The global community developing distributed ledger technology-based applications for global finance must resolve issues of security, privacy, law and computer processing capabilities before we see the first wider uses of blockchain in the financial industry.
If regulation in the financial sector – or in any walk of life – is all about establishing a set of agreed rules and ensuring that all participants adhere to them, thereby creating a secure, safe environment in which participating members of the group can trust and interact with each other – then blockchain in many ways will do the regulators' jobs for them. Blockchain is “a regulator’s dream come true”, writes IBM's Keith Bear in his blog published on Finextra.
He looks at what financial regulators around the world are doing in terms of adopting distributed ledger technology (DLT) – including the following key initiatives:
- US: the Securities and Exchange Commission (SEC) has formed a Distributed Ledger Technology Working Group;
- UK: the Bank of England's FinTech Accelerator is looking at privacy in distributed ledger systems;
- Japan: Financial Services Agency of Japan has begun a series of initiatives on blockchain technology in international financial context.
These regulator-led initiatives, together with the intense research and development from the likes of Ripple, R3 and Hyperledger, are developing some of the key user-cases as well as tackling some of the stumbling blocks.
We all know that blockchain has the potential to considerably change how companies trade with each other, from payments to trade documentation. Blockchain is the technological basis for smart contracts, which manage the exchange and recording of data, as well as payments, in the supply chain. As Shantanu Ghosh of Genpact writes in FEI: “This seamless and automated execution of transactional data could eliminate the potential for errors and get past-due invoices down to nearly zero. The same concept could be extended to procure-to-pay by leveraging smart contracts for purchasing goods and services.”
In the financial industry, blockchain is already being developed for applications such as:
- supply chain management;
- cross-border payments;
- global remittances; and
- data and central registries.
Hurdles up ahead
We also realise though, that blockchain is still in its infancy and hasn't quite managed to take off yet. So what's holding it back?
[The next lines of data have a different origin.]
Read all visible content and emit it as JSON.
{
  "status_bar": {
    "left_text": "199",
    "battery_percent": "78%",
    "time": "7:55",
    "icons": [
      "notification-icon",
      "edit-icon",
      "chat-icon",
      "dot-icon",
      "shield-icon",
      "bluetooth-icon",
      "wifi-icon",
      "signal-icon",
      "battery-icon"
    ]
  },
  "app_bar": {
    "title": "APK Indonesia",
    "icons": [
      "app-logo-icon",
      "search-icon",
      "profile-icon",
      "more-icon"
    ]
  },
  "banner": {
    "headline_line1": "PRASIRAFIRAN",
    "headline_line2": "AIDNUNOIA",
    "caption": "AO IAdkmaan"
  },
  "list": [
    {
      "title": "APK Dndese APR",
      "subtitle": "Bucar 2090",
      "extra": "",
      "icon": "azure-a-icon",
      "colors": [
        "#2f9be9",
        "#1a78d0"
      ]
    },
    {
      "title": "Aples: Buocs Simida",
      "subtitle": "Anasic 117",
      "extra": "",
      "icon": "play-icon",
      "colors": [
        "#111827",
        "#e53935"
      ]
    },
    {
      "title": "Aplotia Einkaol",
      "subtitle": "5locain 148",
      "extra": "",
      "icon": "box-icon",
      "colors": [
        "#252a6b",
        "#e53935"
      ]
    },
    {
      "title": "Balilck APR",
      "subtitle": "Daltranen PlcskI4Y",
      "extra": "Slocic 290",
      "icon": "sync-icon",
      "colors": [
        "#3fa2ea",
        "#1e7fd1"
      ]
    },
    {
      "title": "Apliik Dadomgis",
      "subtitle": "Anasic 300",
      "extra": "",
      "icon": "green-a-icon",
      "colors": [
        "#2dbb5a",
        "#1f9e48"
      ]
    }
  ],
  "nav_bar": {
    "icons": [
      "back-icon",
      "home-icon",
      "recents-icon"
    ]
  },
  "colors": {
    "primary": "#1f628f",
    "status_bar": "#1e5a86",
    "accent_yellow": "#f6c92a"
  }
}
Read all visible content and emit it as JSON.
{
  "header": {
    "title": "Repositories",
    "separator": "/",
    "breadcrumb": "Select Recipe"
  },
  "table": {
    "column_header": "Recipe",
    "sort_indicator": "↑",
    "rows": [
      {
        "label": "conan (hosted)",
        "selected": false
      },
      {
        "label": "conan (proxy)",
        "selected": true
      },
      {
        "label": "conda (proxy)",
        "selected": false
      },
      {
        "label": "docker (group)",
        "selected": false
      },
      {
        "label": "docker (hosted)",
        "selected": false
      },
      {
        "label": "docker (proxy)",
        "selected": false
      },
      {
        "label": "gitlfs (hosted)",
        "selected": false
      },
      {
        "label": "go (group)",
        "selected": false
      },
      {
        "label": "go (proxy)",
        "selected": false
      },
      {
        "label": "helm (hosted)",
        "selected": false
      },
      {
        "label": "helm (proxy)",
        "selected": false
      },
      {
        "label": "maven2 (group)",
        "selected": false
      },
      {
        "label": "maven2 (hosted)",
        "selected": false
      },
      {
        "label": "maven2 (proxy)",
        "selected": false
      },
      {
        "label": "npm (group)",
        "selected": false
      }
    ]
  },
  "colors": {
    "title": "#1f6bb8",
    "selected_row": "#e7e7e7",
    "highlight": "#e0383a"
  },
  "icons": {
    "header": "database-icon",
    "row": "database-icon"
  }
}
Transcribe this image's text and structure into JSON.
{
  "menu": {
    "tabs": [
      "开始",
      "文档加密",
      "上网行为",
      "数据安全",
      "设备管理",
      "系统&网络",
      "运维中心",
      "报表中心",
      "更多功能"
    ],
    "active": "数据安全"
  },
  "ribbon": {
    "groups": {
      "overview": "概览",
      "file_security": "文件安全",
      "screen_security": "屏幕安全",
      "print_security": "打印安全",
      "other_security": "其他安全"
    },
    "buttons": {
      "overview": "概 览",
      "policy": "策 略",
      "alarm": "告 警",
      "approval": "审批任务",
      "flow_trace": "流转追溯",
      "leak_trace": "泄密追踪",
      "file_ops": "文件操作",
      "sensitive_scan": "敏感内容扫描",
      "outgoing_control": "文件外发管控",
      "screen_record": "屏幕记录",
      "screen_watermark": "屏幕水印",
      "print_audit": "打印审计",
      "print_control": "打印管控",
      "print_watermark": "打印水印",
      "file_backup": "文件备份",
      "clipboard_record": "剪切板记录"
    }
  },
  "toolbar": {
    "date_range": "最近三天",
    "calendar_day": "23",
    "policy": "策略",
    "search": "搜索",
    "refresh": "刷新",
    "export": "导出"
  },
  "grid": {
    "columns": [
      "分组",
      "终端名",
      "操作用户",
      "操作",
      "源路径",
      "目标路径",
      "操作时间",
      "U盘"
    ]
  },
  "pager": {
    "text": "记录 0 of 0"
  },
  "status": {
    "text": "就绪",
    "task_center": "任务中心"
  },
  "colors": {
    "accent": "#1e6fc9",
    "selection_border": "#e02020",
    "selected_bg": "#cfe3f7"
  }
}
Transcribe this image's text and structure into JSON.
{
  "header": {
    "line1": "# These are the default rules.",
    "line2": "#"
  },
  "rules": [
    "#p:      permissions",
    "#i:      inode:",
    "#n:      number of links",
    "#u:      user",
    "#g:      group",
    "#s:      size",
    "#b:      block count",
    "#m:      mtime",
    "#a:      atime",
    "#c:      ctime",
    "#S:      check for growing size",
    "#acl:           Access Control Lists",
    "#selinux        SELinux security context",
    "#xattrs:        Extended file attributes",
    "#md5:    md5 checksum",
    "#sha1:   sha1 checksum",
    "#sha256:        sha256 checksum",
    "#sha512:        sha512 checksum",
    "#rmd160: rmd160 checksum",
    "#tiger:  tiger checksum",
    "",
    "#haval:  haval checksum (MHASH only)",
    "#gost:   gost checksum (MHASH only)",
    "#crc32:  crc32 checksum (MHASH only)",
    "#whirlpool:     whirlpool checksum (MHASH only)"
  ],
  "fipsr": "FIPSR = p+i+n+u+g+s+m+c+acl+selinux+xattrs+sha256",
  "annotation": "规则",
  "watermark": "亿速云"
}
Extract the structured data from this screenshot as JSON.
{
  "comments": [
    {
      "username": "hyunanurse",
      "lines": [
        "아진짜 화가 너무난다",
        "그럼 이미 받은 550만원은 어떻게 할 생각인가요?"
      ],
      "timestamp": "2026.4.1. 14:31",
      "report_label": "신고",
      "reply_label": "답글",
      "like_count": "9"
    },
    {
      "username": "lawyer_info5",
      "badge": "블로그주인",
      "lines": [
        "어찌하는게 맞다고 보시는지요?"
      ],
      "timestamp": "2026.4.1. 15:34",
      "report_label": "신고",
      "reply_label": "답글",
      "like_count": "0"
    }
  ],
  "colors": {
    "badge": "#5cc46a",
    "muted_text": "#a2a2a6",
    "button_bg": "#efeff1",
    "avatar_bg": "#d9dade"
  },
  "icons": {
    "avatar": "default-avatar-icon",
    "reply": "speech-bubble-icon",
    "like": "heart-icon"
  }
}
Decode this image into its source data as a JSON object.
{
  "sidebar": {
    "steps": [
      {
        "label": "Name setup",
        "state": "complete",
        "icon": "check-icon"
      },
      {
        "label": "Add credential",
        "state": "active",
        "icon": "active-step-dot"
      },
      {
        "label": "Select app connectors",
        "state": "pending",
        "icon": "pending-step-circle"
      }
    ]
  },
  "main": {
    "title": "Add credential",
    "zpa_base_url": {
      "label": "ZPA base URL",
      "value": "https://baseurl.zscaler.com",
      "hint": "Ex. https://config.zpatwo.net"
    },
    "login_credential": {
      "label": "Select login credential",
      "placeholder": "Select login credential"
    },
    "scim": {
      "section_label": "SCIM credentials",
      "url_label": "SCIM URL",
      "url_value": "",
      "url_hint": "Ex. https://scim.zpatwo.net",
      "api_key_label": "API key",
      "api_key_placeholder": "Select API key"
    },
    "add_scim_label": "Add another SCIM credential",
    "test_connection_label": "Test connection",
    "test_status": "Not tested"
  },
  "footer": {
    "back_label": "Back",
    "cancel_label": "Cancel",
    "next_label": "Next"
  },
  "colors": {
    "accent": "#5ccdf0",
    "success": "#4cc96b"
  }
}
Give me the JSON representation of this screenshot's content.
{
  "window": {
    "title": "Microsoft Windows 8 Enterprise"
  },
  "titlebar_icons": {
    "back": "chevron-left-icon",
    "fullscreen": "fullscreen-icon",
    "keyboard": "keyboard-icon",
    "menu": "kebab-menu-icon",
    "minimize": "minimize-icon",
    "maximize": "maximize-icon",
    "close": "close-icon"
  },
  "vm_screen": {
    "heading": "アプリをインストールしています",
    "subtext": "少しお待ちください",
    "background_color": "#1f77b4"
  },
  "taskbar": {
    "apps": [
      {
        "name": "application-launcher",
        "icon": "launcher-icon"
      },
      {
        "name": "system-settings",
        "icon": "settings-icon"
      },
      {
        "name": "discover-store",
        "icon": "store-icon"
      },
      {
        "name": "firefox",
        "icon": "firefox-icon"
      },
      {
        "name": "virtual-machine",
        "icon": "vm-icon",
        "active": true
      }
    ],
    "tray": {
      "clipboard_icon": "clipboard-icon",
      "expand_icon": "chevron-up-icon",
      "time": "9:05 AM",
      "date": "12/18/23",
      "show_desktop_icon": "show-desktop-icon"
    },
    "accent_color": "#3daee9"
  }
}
Here are some of the hurdles to overcome before blockchain really becomes a viable part of the financial industry:
- A blockchain standard is needed. There are currently 15 distributed ledger platforms under development so it's not clear how these will collaborate to produce one global standard.
- Security issues for blockchain include the security of cryptographic keys and access credentials. The Federal Reserve also points out that “users can potentially suffer immediate and irrevocable monetary losses without recourse if keys or access credentials are lost or compromised.”
- For bitcoin, it's not possible to bind the identity of public keys to an individual or a corporate identity, which is an important privacy-related point. Transactions are often subject to anti-money laundering regulations, in which identity is a key part of compliance. This is an issue for blockchain-based transactions that will have to be solved before DLT-based transactions become more widely used.
- There are legal questions over which country's jurisdiction would apply to blockchain transactions, seeing as they are not identifiable in terms of location or a sovereign currency.
- Processing transactions, contracts or other types of data based on DLT is computationally intensive and we don't yet have the processing power to do this on a global scale so that payments are near-instant. This means that blockchain-based systems are not yet ready to be used in processes where speed is of the essence, such as clearing & settlement and stock trading. ACI Worldwide's Roger Oliphant writes in this blog: “Currently the math, which is CPU-intensive can only support single digit to tens of transactions per second. It’s a bit of hurry up and wait!” However, Oliphant also notes that “a lot of people are working on this”, including Hyperledger, IBM, Ripple and Etherium. He thinks it's likely that, within a year, the blockchain development community will be able to release open-source code that enables more than 1,000 transactions per second.